I suspect my problem may relate to one or many of the following:
- Wrong ingredient ratios, because I know nothing about baking theory but always tweak recipes as if I know what I’m doing. After this new failed experiment, I finally have ordered this book.
- Wrong way of mixing the batter. Most likely I also overmixed.
- Wrong amount of baking soda. I think that at my altitude (5,000 ft), I may need to decrease the amount?
- Wrong temperature. I recently discovered that my oven may be running low. I once found it 25°F lower than displayed, and I think that once you start baking, at some point the temperature drops some. Need to get better facts on this. Either way, other of my cakes and muffins don’t end up like this, so there’s some problem with this recipe.
With this post, I’m calling on all of those who know more than me to help me make this recipe work and rise at least a bit. The catch is, we’re following the Specific Carbohydrate Diet which eliminates all carbohydrates except for those in fruit, vegetables, nuts and honey. Therefore, this recipe has some limitations:
- Can’t use baking powder or yeast. The only leavening agent allowed is baking soda.
- Can’t use flour of any kind — whether gluten free or not. Only ground nuts, seeds, or coconut.
- Can’t use refined sugar or any alternative sweeteners except for honey. Fruit (fresh or dry) is okay. I used dates this time because I recently read that something in honey suffers a bad transformation when heated, but if I must go back to honey let me know… I can’t imagine that though; more liquid to this batter?
Having thrown that bomb to “typical” bakers, I’ll add… I want to preserve this flavor. I want more veggies than nuts if possible. I want it to have enough sweetness so a three-year-old eats it, but not too much because sugar is one of those things autistic kids should have less of.

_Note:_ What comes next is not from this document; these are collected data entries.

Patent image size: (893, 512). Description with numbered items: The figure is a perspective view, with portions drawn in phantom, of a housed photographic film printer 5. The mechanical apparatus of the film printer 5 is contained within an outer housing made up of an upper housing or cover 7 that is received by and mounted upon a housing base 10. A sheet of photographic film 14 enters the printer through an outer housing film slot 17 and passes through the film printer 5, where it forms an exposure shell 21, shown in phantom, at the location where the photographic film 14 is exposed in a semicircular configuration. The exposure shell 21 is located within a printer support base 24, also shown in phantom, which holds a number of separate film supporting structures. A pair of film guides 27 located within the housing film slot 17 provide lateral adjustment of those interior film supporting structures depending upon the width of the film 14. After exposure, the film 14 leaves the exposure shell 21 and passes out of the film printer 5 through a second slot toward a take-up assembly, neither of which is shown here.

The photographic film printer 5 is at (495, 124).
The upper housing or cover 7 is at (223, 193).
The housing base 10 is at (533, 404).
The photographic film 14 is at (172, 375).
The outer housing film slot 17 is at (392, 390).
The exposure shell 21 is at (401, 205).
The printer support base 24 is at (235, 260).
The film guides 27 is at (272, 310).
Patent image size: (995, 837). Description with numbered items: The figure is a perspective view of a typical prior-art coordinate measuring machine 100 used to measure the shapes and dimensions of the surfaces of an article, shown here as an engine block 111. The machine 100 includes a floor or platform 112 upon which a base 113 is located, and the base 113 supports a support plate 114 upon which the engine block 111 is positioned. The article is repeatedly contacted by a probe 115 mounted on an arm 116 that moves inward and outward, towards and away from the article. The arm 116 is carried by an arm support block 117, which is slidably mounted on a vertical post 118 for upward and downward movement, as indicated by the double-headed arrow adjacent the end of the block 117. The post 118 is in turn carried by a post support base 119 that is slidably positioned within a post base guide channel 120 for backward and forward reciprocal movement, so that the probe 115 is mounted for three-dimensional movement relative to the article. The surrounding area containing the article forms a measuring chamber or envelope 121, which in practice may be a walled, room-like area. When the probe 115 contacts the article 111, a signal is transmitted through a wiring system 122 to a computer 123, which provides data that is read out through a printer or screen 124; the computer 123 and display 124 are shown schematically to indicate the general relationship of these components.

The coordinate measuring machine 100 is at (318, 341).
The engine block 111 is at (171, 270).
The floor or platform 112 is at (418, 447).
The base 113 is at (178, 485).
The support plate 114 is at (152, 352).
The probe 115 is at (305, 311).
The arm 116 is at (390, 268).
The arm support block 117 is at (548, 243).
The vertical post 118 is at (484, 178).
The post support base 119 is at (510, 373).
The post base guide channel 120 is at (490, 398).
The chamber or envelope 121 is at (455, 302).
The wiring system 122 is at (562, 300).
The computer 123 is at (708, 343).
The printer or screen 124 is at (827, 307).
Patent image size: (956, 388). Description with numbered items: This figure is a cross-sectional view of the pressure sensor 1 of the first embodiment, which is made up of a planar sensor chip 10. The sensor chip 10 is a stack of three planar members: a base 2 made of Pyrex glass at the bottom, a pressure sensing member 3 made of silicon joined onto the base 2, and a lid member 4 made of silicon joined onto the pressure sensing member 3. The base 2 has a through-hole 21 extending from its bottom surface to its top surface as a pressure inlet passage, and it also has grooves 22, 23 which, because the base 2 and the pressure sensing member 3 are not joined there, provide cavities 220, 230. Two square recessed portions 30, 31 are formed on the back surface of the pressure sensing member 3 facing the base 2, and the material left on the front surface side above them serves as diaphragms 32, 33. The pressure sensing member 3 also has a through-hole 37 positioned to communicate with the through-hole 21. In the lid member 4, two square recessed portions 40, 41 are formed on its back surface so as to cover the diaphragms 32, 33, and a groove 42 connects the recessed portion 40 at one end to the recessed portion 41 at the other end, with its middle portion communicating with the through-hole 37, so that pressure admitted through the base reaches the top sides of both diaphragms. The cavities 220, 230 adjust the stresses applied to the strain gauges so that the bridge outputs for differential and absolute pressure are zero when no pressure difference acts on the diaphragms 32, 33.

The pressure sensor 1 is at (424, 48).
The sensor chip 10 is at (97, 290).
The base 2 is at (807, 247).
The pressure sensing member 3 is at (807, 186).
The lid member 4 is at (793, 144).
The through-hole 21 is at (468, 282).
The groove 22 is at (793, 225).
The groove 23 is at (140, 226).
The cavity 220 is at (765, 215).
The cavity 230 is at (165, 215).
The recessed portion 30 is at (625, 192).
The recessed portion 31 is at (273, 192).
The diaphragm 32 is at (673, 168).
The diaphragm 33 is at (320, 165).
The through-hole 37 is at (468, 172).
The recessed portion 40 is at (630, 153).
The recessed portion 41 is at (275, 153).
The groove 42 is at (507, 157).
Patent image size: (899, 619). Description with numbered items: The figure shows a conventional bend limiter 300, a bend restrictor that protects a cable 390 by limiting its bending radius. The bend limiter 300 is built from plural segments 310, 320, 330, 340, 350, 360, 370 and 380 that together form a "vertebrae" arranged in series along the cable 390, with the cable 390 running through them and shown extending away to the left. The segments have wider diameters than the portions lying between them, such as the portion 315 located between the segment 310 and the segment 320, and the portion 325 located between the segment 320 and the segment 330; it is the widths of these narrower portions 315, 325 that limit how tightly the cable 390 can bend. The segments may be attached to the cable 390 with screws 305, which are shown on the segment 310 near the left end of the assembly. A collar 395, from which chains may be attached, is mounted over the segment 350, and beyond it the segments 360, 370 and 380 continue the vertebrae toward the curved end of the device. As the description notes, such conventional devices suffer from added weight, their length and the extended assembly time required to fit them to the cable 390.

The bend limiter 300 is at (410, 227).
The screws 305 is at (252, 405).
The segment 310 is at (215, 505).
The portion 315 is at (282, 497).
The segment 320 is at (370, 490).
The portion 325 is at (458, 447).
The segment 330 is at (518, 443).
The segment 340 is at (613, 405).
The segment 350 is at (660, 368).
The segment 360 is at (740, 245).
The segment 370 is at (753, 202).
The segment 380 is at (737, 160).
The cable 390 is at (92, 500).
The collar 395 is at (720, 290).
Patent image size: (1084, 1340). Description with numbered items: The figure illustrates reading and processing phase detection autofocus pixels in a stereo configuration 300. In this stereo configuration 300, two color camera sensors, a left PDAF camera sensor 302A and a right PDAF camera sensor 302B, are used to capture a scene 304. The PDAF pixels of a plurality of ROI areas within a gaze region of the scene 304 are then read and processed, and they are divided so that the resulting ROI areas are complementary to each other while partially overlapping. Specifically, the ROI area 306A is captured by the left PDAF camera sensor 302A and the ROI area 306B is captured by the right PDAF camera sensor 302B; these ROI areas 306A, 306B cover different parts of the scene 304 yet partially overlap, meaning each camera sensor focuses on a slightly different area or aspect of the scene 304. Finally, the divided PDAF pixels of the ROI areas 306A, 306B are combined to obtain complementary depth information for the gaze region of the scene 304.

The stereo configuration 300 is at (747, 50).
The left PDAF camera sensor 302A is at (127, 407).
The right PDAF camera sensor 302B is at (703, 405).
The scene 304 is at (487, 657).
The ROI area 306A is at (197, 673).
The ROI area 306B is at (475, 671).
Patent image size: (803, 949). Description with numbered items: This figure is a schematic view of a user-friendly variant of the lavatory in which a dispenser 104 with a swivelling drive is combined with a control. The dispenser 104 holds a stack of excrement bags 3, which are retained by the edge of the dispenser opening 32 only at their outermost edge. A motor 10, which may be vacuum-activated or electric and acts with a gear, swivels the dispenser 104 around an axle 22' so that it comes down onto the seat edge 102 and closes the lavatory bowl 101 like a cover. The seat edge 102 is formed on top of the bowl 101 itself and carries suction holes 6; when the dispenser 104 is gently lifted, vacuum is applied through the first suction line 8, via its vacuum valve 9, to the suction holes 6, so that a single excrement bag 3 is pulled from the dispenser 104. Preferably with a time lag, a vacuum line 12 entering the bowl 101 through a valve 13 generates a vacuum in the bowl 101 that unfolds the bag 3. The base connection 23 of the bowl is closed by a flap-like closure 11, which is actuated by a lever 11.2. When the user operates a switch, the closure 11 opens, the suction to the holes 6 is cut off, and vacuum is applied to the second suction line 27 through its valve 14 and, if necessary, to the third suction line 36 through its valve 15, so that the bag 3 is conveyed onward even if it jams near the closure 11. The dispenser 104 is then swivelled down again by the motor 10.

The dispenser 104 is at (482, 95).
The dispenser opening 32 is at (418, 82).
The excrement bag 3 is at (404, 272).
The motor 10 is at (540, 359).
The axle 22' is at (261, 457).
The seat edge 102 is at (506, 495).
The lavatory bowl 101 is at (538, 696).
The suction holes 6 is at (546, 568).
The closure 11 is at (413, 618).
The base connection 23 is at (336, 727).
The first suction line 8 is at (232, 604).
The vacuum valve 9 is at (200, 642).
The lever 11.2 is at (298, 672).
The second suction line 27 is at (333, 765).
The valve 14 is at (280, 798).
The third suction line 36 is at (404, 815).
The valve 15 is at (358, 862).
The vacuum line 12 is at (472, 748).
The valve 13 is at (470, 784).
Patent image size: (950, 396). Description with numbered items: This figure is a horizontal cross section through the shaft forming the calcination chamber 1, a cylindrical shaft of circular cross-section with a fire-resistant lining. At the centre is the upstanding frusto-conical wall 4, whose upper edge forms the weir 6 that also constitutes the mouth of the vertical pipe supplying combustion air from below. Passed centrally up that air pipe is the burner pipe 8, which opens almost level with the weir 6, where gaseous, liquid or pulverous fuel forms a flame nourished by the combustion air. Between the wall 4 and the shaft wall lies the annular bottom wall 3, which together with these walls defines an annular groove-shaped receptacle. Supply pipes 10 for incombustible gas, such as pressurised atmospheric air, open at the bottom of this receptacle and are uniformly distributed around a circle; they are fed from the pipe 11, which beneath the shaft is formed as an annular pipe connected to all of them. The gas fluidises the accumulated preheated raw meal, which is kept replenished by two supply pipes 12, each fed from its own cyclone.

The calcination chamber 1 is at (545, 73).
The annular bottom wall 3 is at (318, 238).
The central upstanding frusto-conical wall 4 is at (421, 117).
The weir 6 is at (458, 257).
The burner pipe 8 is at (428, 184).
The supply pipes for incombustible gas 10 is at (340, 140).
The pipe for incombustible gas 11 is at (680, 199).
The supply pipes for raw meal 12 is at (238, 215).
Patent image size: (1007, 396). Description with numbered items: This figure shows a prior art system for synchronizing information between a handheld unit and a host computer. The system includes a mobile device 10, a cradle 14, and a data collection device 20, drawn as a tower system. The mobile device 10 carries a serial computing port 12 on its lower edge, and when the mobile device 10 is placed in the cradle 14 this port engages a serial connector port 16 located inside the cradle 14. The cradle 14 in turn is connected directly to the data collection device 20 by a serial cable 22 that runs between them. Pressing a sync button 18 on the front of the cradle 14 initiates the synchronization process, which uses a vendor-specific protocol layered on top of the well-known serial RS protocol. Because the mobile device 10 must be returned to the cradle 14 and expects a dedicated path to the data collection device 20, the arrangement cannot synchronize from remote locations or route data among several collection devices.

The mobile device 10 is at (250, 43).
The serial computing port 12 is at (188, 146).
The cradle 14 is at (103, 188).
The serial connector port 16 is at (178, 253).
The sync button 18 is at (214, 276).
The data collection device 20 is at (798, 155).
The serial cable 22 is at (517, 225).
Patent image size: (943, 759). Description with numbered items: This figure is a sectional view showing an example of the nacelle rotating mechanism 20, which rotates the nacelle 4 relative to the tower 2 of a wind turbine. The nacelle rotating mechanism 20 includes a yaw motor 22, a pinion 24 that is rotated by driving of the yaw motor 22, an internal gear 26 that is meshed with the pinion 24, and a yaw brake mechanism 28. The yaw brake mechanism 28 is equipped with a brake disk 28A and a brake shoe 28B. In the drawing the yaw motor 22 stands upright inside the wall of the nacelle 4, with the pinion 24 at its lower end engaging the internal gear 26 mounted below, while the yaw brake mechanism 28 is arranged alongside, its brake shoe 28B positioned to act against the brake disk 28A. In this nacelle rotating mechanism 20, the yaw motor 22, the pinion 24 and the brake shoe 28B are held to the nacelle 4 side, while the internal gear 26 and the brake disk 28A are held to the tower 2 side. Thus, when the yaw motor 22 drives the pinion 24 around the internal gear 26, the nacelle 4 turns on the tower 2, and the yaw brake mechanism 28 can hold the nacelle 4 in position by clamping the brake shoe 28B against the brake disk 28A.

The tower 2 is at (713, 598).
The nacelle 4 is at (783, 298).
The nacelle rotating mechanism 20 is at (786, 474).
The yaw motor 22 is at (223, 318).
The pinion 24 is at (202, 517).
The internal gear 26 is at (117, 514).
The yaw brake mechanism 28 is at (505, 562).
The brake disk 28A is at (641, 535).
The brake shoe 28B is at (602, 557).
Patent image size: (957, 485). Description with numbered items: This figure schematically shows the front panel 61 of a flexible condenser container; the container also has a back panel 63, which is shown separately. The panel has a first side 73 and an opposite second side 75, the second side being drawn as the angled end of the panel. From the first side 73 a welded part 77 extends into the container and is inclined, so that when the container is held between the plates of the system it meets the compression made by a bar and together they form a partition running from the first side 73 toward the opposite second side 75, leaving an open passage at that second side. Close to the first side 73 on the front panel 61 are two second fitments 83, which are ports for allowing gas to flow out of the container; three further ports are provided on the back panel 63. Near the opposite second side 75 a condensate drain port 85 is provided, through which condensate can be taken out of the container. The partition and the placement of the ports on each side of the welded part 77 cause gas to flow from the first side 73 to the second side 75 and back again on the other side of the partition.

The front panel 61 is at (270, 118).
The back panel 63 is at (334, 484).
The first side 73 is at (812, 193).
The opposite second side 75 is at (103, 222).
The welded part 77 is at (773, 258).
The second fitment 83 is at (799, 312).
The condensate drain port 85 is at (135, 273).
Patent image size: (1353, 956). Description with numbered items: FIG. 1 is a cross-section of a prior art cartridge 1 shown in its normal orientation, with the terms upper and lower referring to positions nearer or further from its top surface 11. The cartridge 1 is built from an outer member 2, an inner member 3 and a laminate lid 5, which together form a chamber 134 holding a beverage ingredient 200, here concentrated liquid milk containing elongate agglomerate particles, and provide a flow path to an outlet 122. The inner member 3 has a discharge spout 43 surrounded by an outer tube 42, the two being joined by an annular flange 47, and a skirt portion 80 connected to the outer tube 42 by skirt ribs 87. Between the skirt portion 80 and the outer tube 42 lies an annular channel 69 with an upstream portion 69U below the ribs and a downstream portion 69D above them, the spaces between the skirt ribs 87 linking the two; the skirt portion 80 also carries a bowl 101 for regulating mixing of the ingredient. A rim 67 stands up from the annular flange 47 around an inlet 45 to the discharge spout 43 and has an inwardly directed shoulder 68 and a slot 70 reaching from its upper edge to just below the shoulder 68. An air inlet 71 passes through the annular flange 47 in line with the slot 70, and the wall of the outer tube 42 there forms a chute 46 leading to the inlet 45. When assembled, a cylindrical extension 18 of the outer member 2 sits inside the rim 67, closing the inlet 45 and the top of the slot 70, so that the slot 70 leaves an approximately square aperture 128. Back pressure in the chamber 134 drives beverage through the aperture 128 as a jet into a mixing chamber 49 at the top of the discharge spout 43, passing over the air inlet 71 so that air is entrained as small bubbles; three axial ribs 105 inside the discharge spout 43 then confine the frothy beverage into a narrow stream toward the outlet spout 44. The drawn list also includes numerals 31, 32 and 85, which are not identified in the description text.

I really would love any tips you have on fixing my ratios, ingredients, the mixing process, or on any other variables that may be at work here.
So without further ado, this is what I did…
0.5 cup dates
0.5 cup nut flour (mostly almonds with a few pecans)
1.5 cup shredded carrot (2) and zucchini (1)
0.5 cup baked golden beets
0.5 cup baked butternut squash
a handful dry cocounut
1 tbsp coconut oil
2 pinches salt
1 tsp cinnamon
1 tsp vanilla
0.5 tsp nutmeg
0.5 tsp baking soda
juice from half an orange (1/3 to 1/2 cup)
How I mixed this
Ground all nuts and coconut in food processor until some butter started developing. I have never been able to get nut butter in my food processor with my soaked nuts (don’t know why), even if I let them process for ridiculous time spans like a full hour. So now, instead of waiting that long, I go to the point where I know not much else will happen, and I add one tbsp of coconut oil. That’s not enough to get butter either, yet that’s what I do most times when I don’t really need nut butter but I still like grinding nuts to the max within a reasonable time.
To the nuts and coconut oil, I added the dates and let them process enough until they looked like they blended very well in the mix. So the whole think looked like a brown clumpy buttery flour sort of thing. I reserved this in a bowl.
In the empty food processor, I processed the beets. Added the shredded carrots and zucchini, processed. Added two eggs, processed. Added the clumpy buttery nut flour with the dates, processed again — Good Lord! I like to process. I put this mix in a bowl.
Added salt, cinnamon, vanilla, nutmeg, and baking soda (in a dry spot so it wouldn’t start reacting)
In the food processor, pulsed the butternut squash and added an egg (originally was going to go for only two). Processed lightly and added this to the rest of the batter. Stirred it all and added the orange juice at the end.
Immediately loaded batter in previously greased muffin trays (coconut oil on bottom and sides — no liners) and baked them in a preheated oven at 350°F for 30 minutes.
This recipe is very much the same as the one I use for my carrot cake, except in that one I use honey instead of dates, and there’s 1.5 cups of nut flour to 1.5 cups of carrots, whereas in these muffins, I was trying to replace 1 cup of the nuts with squash and beets.